ROVERETO. Il copione è stato rispettato a Rovereto, ci vuole il ballottaggio per decidere il prossimo sindaco. Nessuna eccezione rispetto al passato in questa tornata elettorale. La sfida è tra Giulia Robol e Gianpiero Lui.
La vice sindaca uscente, candidata per il centrosinistra (Partito Democratico, Civici per l'Autonomia, Campobase, Rovereto Libera e Alleanza Verdi e Sinistra), parte davanti. Il 41,1% il risultato del primo turno.
Il contendente al municipio, Gianpiero Lui, per centrodestra (Patt, Noi Rovereto, Rovereto al centro, Forza Italia e Lega) si ferma al 30,7%.
Il candidato sindaco di Officina Comune, Michele Dorigotti, si colloca in terza posizione con il 14,6% mentre l'esponente di Fratelli d'Italia, Paolo Piccinni si ferma al 10,4%. Chiude Marsili al 3,3% di Democrazia Sovrana popolare.
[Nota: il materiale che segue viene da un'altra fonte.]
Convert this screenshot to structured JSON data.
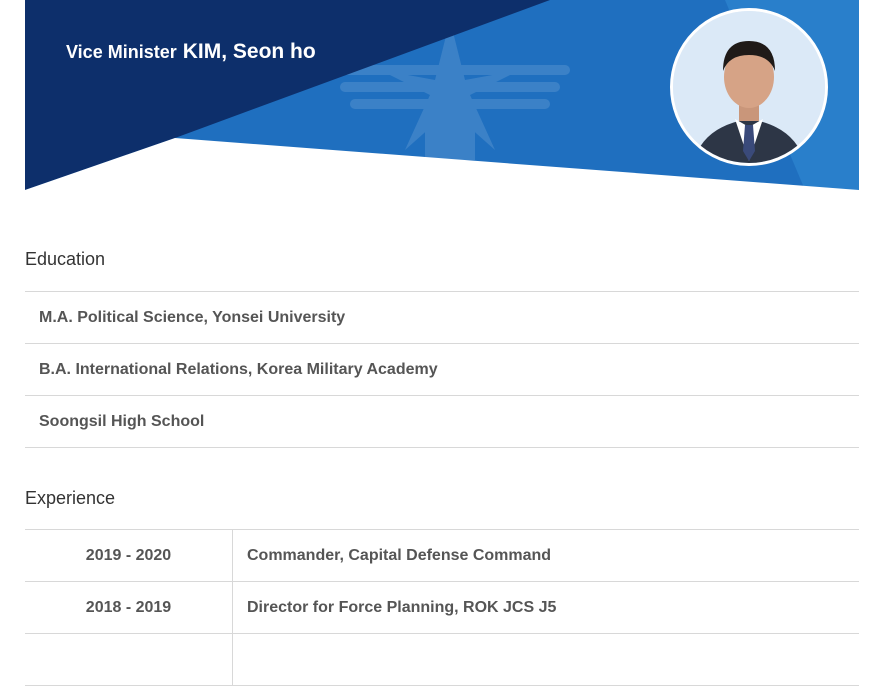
{
  "header": {
    "rank": "Vice Minister",
    "name": "KIM, Seon ho",
    "emblem_icon": "ministry-emblem-icon",
    "photo_icon": "portrait-photo",
    "colors": {
      "dark_navy": "#0d2f6b",
      "blue": "#1f6fbf",
      "light_blue": "#2e86d0"
    }
  },
  "education": {
    "title": "Education",
    "items": [
      "M.A. Political Science, Yonsei University",
      "B.A. International Relations, Korea Military Academy",
      "Soongsil High School"
    ]
  },
  "experience": {
    "title": "Experience",
    "items": [
      {
        "years": "2019 - 2020",
        "role": "Commander, Capital Defense Command"
      },
      {
        "years": "2018 - 2019",
        "role": "Director for Force Planning, ROK JCS J5"
      }
    ]
  }
}
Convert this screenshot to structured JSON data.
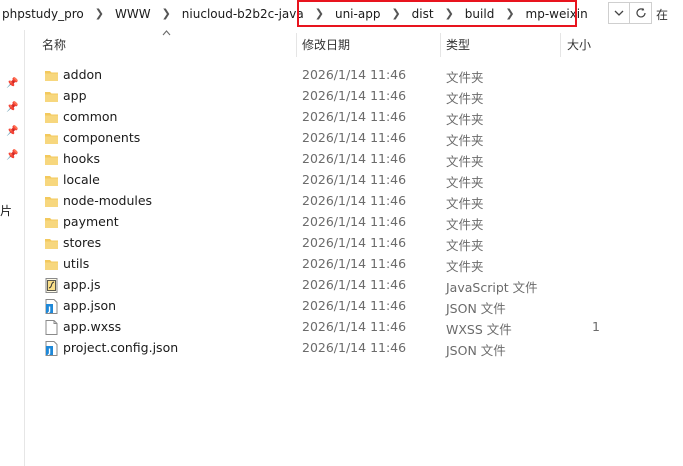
{
  "address": {
    "crumbs": [
      "phpstudy_pro",
      "WWW",
      "niucloud-b2b2c-java",
      "uni-app",
      "dist",
      "build",
      "mp-weixin"
    ],
    "dropdown_icon": "chevron-down-icon",
    "refresh_icon": "refresh-icon",
    "search_fragment": "在"
  },
  "nav": {
    "fragment_label": "片"
  },
  "columns": {
    "name": "名称",
    "date": "修改日期",
    "type": "类型",
    "size": "大小"
  },
  "files": [
    {
      "name": "addon",
      "date": "2026/1/14 11:46",
      "type": "文件夹",
      "size": "",
      "icon": "folder"
    },
    {
      "name": "app",
      "date": "2026/1/14 11:46",
      "type": "文件夹",
      "size": "",
      "icon": "folder"
    },
    {
      "name": "common",
      "date": "2026/1/14 11:46",
      "type": "文件夹",
      "size": "",
      "icon": "folder"
    },
    {
      "name": "components",
      "date": "2026/1/14 11:46",
      "type": "文件夹",
      "size": "",
      "icon": "folder"
    },
    {
      "name": "hooks",
      "date": "2026/1/14 11:46",
      "type": "文件夹",
      "size": "",
      "icon": "folder"
    },
    {
      "name": "locale",
      "date": "2026/1/14 11:46",
      "type": "文件夹",
      "size": "",
      "icon": "folder"
    },
    {
      "name": "node-modules",
      "date": "2026/1/14 11:46",
      "type": "文件夹",
      "size": "",
      "icon": "folder"
    },
    {
      "name": "payment",
      "date": "2026/1/14 11:46",
      "type": "文件夹",
      "size": "",
      "icon": "folder"
    },
    {
      "name": "stores",
      "date": "2026/1/14 11:46",
      "type": "文件夹",
      "size": "",
      "icon": "folder"
    },
    {
      "name": "utils",
      "date": "2026/1/14 11:46",
      "type": "文件夹",
      "size": "",
      "icon": "folder"
    },
    {
      "name": "app.js",
      "date": "2026/1/14 11:46",
      "type": "JavaScript 文件",
      "size": "",
      "icon": "js"
    },
    {
      "name": "app.json",
      "date": "2026/1/14 11:46",
      "type": "JSON 文件",
      "size": "",
      "icon": "json"
    },
    {
      "name": "app.wxss",
      "date": "2026/1/14 11:46",
      "type": "WXSS 文件",
      "size": "1",
      "icon": "blank"
    },
    {
      "name": "project.config.json",
      "date": "2026/1/14 11:46",
      "type": "JSON 文件",
      "size": "",
      "icon": "json"
    }
  ],
  "colors": {
    "highlight": "#e8141e",
    "folder": "#f3c95d",
    "json": "#1e88d8",
    "pin": "#2d63a8"
  }
}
Ora si apre la ricerca delle convergenze per i due candidati sindaci rimasti in campo, con Robol che guarda a Officina civica e Lui che punterà sul ricompattare la coalizione con Fratelli d'Italia, il partito di Giorgia Meloni ha scelto, come noto, la corsa solitaria al primo turno.
Si torna alle urne sabato 8 e domenica 9 giugno in concomitanza con le elezioni europee. Da convincere a esprimere una preferenza anche un'ampia fetta di elettorato. Bassa infatti l'affluenza alle urne, il 49,3% degli aventi diritto è andato a votare.